One bonus is that at LSU, Nussmeier will be learning under new passing game coordinator Scott Linehan, who replaced Joe Brady in the off-season. The two families have a history, as Garrett’s father Doug played for Linehan at the University of Idaho, and then later coached alongside Linehan for the Dallas Cowboys.

Of course, one of the biggest factors in his decision was his relationship with LSU’s top man, Ed Orgeron.

“Me and Coach O have constant communication whether it’s through text or me calling him,” Nussmeier wrote. “We talk at least twice a week, typically on the phone and sometimes FaceTimeing. We’ve had a really great relationship through this whole thing.”

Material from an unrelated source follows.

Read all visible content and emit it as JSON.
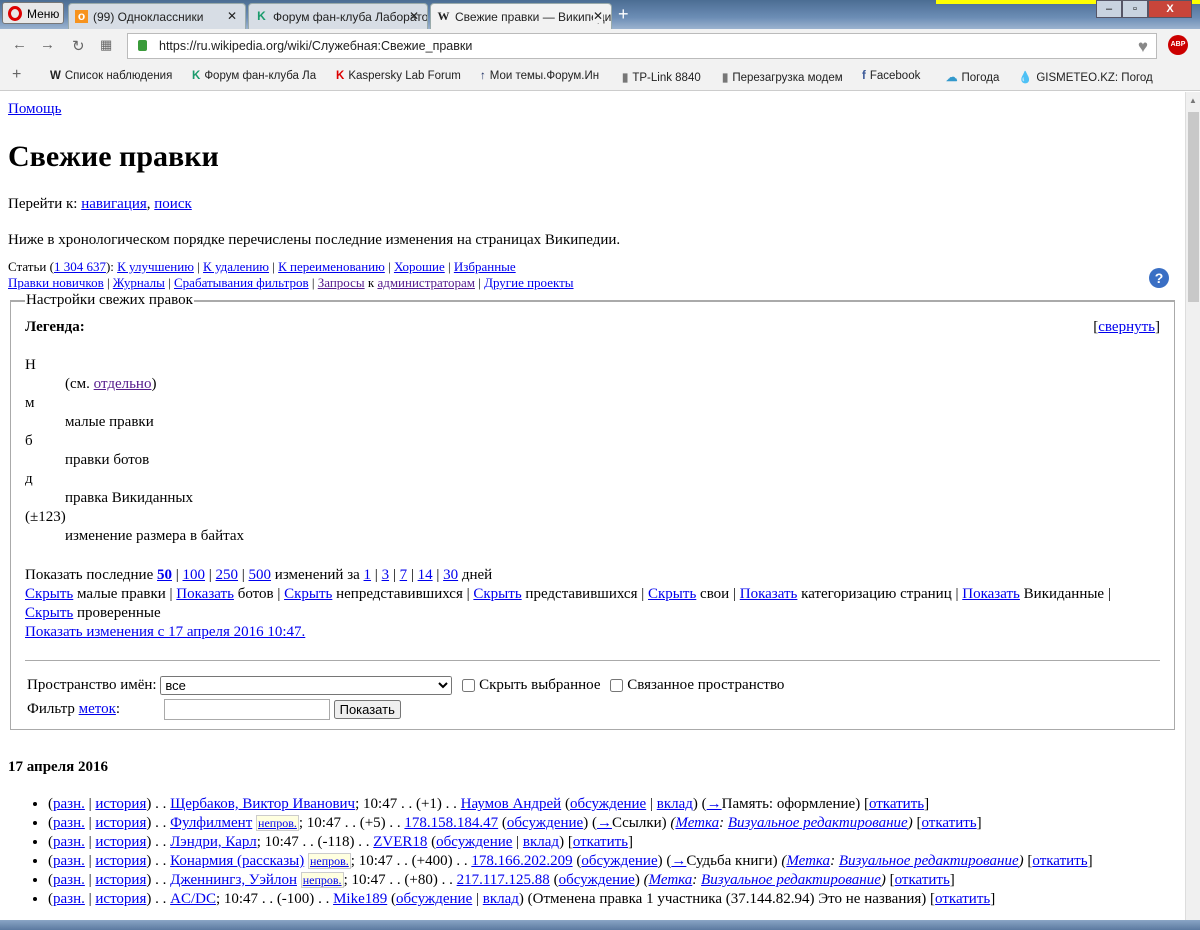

Through it all–through all the different stops, people met, and friends made, he never lost sight of his home state and its flagship university. It is a testament to the power LSU football has, that a kid who grew up all over the country always knew where home was.

“This is really exciting for me. Being from Louisiana, I like to say that I’ve seen purple and gold my entire life. Throughout all my family members, throughout when I was always visiting home. I’ve understood what the LSU brand means for the state of Louisiana. It’s really the main school there. There’s other great schools in the state but when you think of the state of Louisiana, you think of the LSU Tigers.

“To be a part of that, especially with the chance to be a quarterback for them, was just an opportunity that was hard to pass up on. Especially after them winning a national championship and with the things they did with Joe Burrow to get a first overall pick. It all stacked onto each other and there was really nothing that made sense in why I shouldn’t go to LSU.”

We couldn’t have said it any better ourselves, Garrett. Welcome aboard, Tiger.